I love webcomics. I don’t read as many as I used to – but I still keep up with six or seven, not including xkcd, SMBC or Cyanide and Happiness. It doesn’t seem to matter the format or genre, either; it’s just the nature of a digitally-published (digital native, in digital humanities terms) comic. More and more though, I struggle to find long-runners that can keep my interest and that haven’t been abandoned or put on a long, vague hiatus. Some of this is the sheer amount I’ve already read or tried; some of it is that a lot of webcomics just…never get finished.
That makes Kaspall a very, very special creature. Started in 2004 and completed in 2015, Kaspall is a strange entity in the webcomic world – part anthro comic but with a significant number of human characters. That’s because Kaspall itself is a city of portals – ‘off-worlders’ fly or walk or fall into the wild gates seemingly at random and end up in Kaspall. Every so often, but rarely, someone from Kaspall will disappear — but for off-worlders, there’s no way home. This allows for a fun combination of tropes – Sam, misanthrope and cranky asshole human, has a bionic eye that keeps bugging him for upgrades and comes from somewhere where the only food were “NutriCubes”. Another off-worlder is a dragon who chews on coal and tries (badly and drunkenly) to teach Sam how to fly.

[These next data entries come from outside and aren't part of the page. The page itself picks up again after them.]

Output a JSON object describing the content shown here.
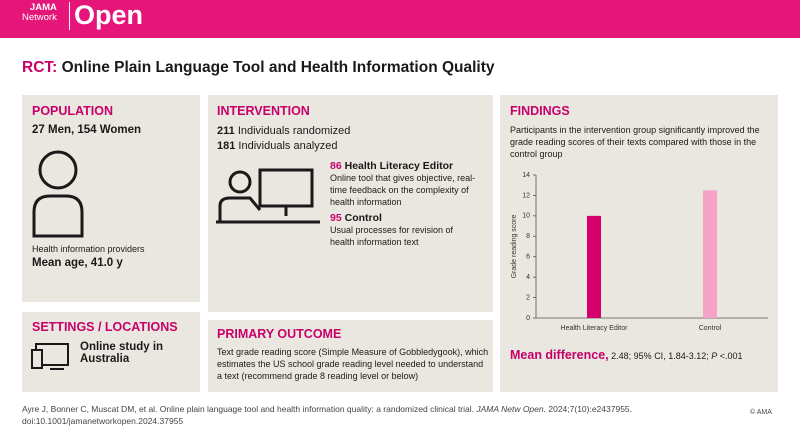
{
  "header": {
    "logo_top": "JAMA",
    "logo_bottom": "Network",
    "logo_main": "Open"
  },
  "title": {
    "prefix": "RCT:",
    "text": "Online Plain Language Tool and Health Information Quality"
  },
  "population": {
    "heading": "POPULATION",
    "counts": "27 Men, 154 Women",
    "who": "Health information providers",
    "age": "Mean age, 41.0 y"
  },
  "settings": {
    "heading": "SETTINGS / LOCATIONS",
    "text": "Online study in Australia"
  },
  "intervention": {
    "heading": "INTERVENTION",
    "randomized_n": "211",
    "randomized": "Individuals randomized",
    "analyzed_n": "181",
    "analyzed": "Individuals analyzed",
    "arms": [
      {
        "n": "86",
        "name": "Health Literacy Editor",
        "desc": "Online tool that gives objective, real-time feedback on the complexity of health information"
      },
      {
        "n": "95",
        "name": "Control",
        "desc": "Usual processes for revision of health information text"
      }
    ]
  },
  "primary_outcome": {
    "heading": "PRIMARY OUTCOME",
    "text": "Text grade reading score (Simple Measure of Gobbledygook), which estimates the US school grade reading level needed to understand a text (recommend grade 8 reading level or below)"
  },
  "findings": {
    "heading": "FINDINGS",
    "text": "Participants in the intervention group significantly improved the grade reading scores of their texts compared with those in the control group",
    "chart": {
      "type": "bar",
      "ylabel": "Grade reading score",
      "categories": [
        "Health Literacy Editor",
        "Control"
      ],
      "values": [
        10.0,
        12.5
      ],
      "colors": [
        "#d4006b",
        "#f4a3c7"
      ],
      "ylim": [
        0,
        14
      ],
      "yticks": [
        0,
        2,
        4,
        6,
        8,
        10,
        12,
        14
      ],
      "grid": false
    },
    "md_label": "Mean difference,",
    "md_text": "2.48; 95% CI, 1.84-3.12;",
    "md_p": "P",
    "md_pval": "<.001"
  },
  "citation": {
    "text": "Ayre J, Bonner C, Muscat DM, et al. Online plain language tool and health information quality: a randomized clinical trial.",
    "journal": "JAMA Netw Open.",
    "ref": "2024;7(10):e2437955.",
    "doi": "doi:10.1001/jamanetworkopen.2024.37955"
  },
  "copyright": "© AMA"
}
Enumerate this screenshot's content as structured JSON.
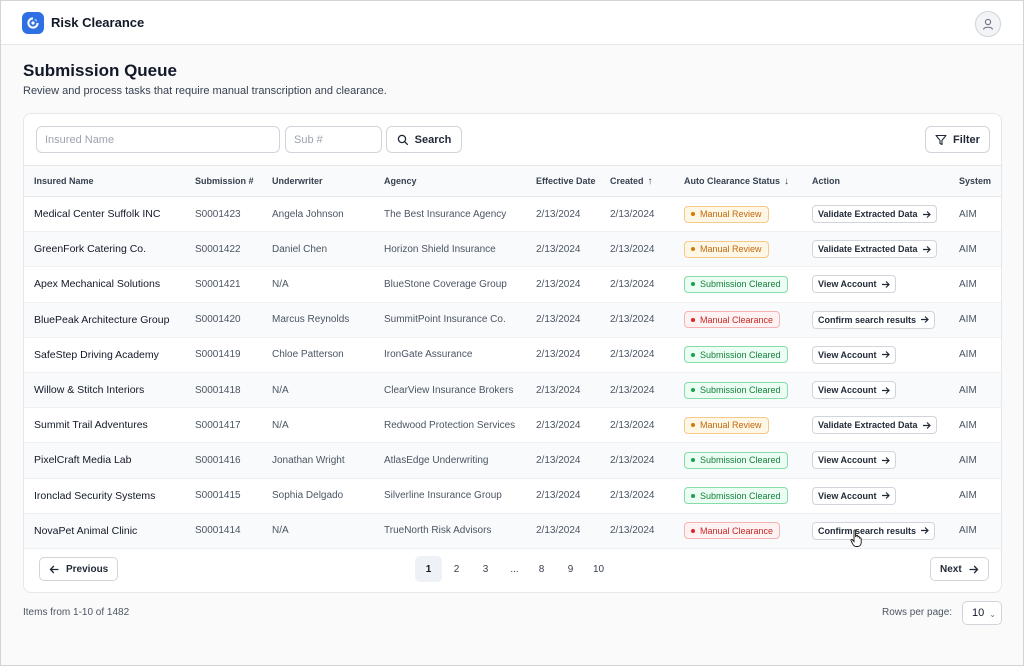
{
  "app": {
    "title": "Risk Clearance",
    "logo_icon": "app-logo-icon",
    "brand_color": "#2f6fe4"
  },
  "page": {
    "title": "Submission Queue",
    "subtitle": "Review and process tasks that require manual transcription and clearance."
  },
  "search": {
    "insured_placeholder": "Insured Name",
    "insured_value": "",
    "sub_placeholder": "Sub #",
    "sub_value": "",
    "search_label": "Search",
    "filter_label": "Filter"
  },
  "table": {
    "headers": {
      "insured": "Insured Name",
      "submission": "Submission #",
      "underwriter": "Underwriter",
      "agency": "Agency",
      "effective": "Effective Date",
      "created": "Created",
      "status": "Auto Clearance Status",
      "action": "Action",
      "system": "System"
    },
    "rows": [
      {
        "insured": "Medical Center Suffolk INC",
        "sub": "S0001423",
        "underwriter": "Angela Johnson",
        "agency": "The Best Insurance Agency",
        "effective": "2/13/2024",
        "created": "2/13/2024",
        "status": "Manual Review",
        "status_type": "review",
        "action": "Validate Extracted Data",
        "system": "AIM"
      },
      {
        "insured": "GreenFork Catering Co.",
        "sub": "S0001422",
        "underwriter": "Daniel Chen",
        "agency": "Horizon Shield Insurance",
        "effective": "2/13/2024",
        "created": "2/13/2024",
        "status": "Manual Review",
        "status_type": "review",
        "action": "Validate Extracted Data",
        "system": "AIM"
      },
      {
        "insured": "Apex Mechanical Solutions",
        "sub": "S0001421",
        "underwriter": "N/A",
        "agency": "BlueStone Coverage Group",
        "effective": "2/13/2024",
        "created": "2/13/2024",
        "status": "Submission Cleared",
        "status_type": "cleared",
        "action": "View Account",
        "system": "AIM"
      },
      {
        "insured": "BluePeak Architecture Group",
        "sub": "S0001420",
        "underwriter": "Marcus Reynolds",
        "agency": "SummitPoint Insurance Co.",
        "effective": "2/13/2024",
        "created": "2/13/2024",
        "status": "Manual Clearance",
        "status_type": "manual",
        "action": "Confirm search results",
        "system": "AIM"
      },
      {
        "insured": "SafeStep Driving Academy",
        "sub": "S0001419",
        "underwriter": "Chloe Patterson",
        "agency": "IronGate Assurance",
        "effective": "2/13/2024",
        "created": "2/13/2024",
        "status": "Submission Cleared",
        "status_type": "cleared",
        "action": "View Account",
        "system": "AIM"
      },
      {
        "insured": "Willow & Stitch Interiors",
        "sub": "S0001418",
        "underwriter": "N/A",
        "agency": "ClearView Insurance Brokers",
        "effective": "2/13/2024",
        "created": "2/13/2024",
        "status": "Submission Cleared",
        "status_type": "cleared",
        "action": "View Account",
        "system": "AIM"
      },
      {
        "insured": "Summit Trail Adventures",
        "sub": "S0001417",
        "underwriter": "N/A",
        "agency": "Redwood Protection Services",
        "effective": "2/13/2024",
        "created": "2/13/2024",
        "status": "Manual Review",
        "status_type": "review",
        "action": "Validate Extracted Data",
        "system": "AIM"
      },
      {
        "insured": "PixelCraft Media Lab",
        "sub": "S0001416",
        "underwriter": "Jonathan Wright",
        "agency": "AtlasEdge Underwriting",
        "effective": "2/13/2024",
        "created": "2/13/2024",
        "status": "Submission Cleared",
        "status_type": "cleared",
        "action": "View Account",
        "system": "AIM"
      },
      {
        "insured": "Ironclad Security Systems",
        "sub": "S0001415",
        "underwriter": "Sophia Delgado",
        "agency": "Silverline Insurance Group",
        "effective": "2/13/2024",
        "created": "2/13/2024",
        "status": "Submission Cleared",
        "status_type": "cleared",
        "action": "View Account",
        "system": "AIM"
      },
      {
        "insured": "NovaPet Animal Clinic",
        "sub": "S0001414",
        "underwriter": "N/A",
        "agency": "TrueNorth Risk Advisors",
        "effective": "2/13/2024",
        "created": "2/13/2024",
        "status": "Manual Clearance",
        "status_type": "manual",
        "action": "Confirm search results",
        "system": "AIM"
      }
    ]
  },
  "pagination": {
    "previous_label": "Previous",
    "next_label": "Next",
    "pages": [
      "1",
      "2",
      "3",
      "...",
      "8",
      "9",
      "10"
    ],
    "current_page": "1"
  },
  "footer": {
    "items_text": "Items from 1-10 of 1482",
    "rows_label": "Rows per page:",
    "rows_value": "10"
  },
  "colors": {
    "review": "#c2680c",
    "cleared": "#15803d",
    "manual": "#c62828"
  }
}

Part of what sells this clash of cultures so well is Lyall’s incredibly expressive black-and-white art style. Kaspall is a dense, urbanized throng of moles, rats, badgers, squirrels, rabbits, dragons, tentacled aliens, all existing in close proximity, all interacting with and bouncing off of each other’s cultures and traditions. There’s places like Coneywarren where the rabbits live in a culturally polygamous society, and the zone of the Separated, an anti-magic, low-empathy group, and the Skyways, strung out above the city on boardwalks and rope bridges. All of this – and every other world besides – is held together by the Skein, the dreamworld. This is a fantastic amount of worldbuilding to fit into a comic that, by the way, is 464 pages. That’s not a lot! And then there’s the contrast between the richly detailed main story, and the strange, almost coloring-book styled interludes…
If I have any one complaint about Kaspall it’s that I wish it was bolder with its queer themes, but I’m also thrilled that they’re there at all. The Captain is deliberately non-binary/ungendered, and the polyamory of the rabbits is mostly a joke but also quite charming. Caroline and Claudia keep feeling about a second away from kissing, and one wonders if, had Lyall started writing this a few years later, she’d have gone about it differently; but that might also be wishful thinking on my part. Sometimes writers/artists are just straight.
Kaspall can be read in its entirety over here: https://www.kaspall.com/pagelist. Watch out for Avast and other antiviruses giving false-positives on its host site Spiderforest – as far as I’ve been able to tell there’s no issues, just something being marked as ‘suspicious’ when it shouldn’t be.